Bulgar Devleti için (HÖH)’ün Önemi

– Bulgarların hedefi demokrasiye geçiş ile özellikle de Jelyu Jelev döneminde rejim değişikliği ile birlikte meydana gelebilecek etnik çatışmaların ortaya çıkmasını önlemekti.

Rafet Ulutürk
Rafet Ulutürk

Böyle bir çatışmanın ortaya çıkması Bulgaristan’ı bir kargaşa ortamına sürükleyeceği gibi ülkeyi de dış müdahalelere açık hale getirecekti. Bulgaristan’da etnik çatışma senaryoları daha 1984 yılarında ele alınmış, hatta resmi ortamlarda karşılıklı olarak ne gibi kayıplar vereceği tartışılmaya başlanmıştır. Bu nedenle, Bulgaristan’daki Müslüman-Türk topluluğunun kendi içlerindeki her türlü örgütlenmelerini kontrol altında tutmak için Türk lider adayları lanse edilmesi gerekiyordu. Bunun için de Bulgar gizli servis çalışanı ve Jivkovun bir dönem danışmanı olan Ahmet Doğan liderliğinde HÖH’ün kurulmasının önü açıldı ve medya aracılığı ile yoğun bir propaganda çalışması yapıldı. Böylece Bulgaristan Türklerini çatışmalardan uzak tutacak olan bu yönetim aynı zamanda, Müslüman-Türk topluluğunu kendi köklerinden, dininden, örf ve adetlerinden uzaklaştırmak için çalışacak ve yeni asimilasyon şeklinin ilk ayağını oluşturacaktı.

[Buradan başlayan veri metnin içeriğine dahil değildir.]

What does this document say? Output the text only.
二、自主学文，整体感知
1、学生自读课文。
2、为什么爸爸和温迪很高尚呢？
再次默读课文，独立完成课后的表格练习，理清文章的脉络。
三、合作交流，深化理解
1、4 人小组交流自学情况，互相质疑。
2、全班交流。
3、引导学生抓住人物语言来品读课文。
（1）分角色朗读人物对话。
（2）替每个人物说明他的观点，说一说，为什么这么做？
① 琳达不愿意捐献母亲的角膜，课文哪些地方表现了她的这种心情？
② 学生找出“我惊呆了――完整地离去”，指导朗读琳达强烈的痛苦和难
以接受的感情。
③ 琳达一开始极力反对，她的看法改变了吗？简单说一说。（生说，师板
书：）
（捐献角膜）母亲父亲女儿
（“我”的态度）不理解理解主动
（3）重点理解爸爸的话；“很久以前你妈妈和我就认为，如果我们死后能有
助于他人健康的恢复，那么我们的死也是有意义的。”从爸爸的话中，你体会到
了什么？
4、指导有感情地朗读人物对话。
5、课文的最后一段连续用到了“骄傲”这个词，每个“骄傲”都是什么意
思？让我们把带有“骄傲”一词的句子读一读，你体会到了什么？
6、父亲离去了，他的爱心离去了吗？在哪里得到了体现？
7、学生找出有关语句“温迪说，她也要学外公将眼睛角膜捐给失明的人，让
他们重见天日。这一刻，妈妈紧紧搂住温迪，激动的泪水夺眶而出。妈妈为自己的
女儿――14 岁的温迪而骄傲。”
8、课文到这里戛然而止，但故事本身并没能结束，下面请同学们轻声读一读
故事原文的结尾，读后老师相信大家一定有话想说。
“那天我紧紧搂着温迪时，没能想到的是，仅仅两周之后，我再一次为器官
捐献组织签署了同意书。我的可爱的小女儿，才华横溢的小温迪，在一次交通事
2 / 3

Bulgarlar 130 yıllık bir sürede şunu çok iyi anlamışlardı; “Bulgaristan’daki Müslüman-Türk topluluğunu asimile etmek için onları dininden ve adetlerinden uzak tutmak ancak kendi içlerinden seçilen insanlarla sağlanabilirdi”. Bu amaca uygun olarak HÖH Yönetim kadrosu da eski Bulgar istihbarat elemanlarından oluşacak şekilde dizayn edilmiştir. Böylece Bulgar Devleti açısından Müslüman azınlığa yönelik hedef tam olarak tutturulmuştur.

 

Türkler için (HÖH)’ün Önemi

Türklerin hedefi ise yüz yıl süren baskı rejiminden sonra böyle geniş hakların tanınması, özellikle de geçen yüzyılın 70’li ve 80’li yıllarında yapılan soykırım uygulamaları zihinlerde taze iken, birlik ve beraberliği sağlayarak geçmişte yapılanlara asla izin vermemek ve kendilerini korumak için güçlü olmaktı. Bu nedenle HÖH kurulur kurulmaz Bulgaristan’daki Müslüman-Türk topluluğu hemen bu partinin etrafında örgütlendi. HÖH aynı zamanda Bulgaristan Türkleri üzerindeki gerginliği azaltmak ve olası taşkınlıkları önlemek için bir çıkış yolu olmuştur. Bulgaristan’daki Müslüman-Türk topluluğunun gözünde ise HÖH “hak ve özgürlüklerin korunması” uğruna kurulmuş ve tek hedefi bu doğrultuda birlik ve beraberlik içinde hareket etmek olduğuna inandığı bir hareketti. Dışarıdan birlik ve beraberlik adına olan bu hedef tutturuldu görünüyor olsa da bu geçen 20 yıllık süreçte maalesef Müslüman-Türk toplumu kendi benliğinden sürekli uzaklaştırıldı, kimliksizleştirildi.
Çünkü HÖH yöneticileri sanıldığı gibi onlardan değildi.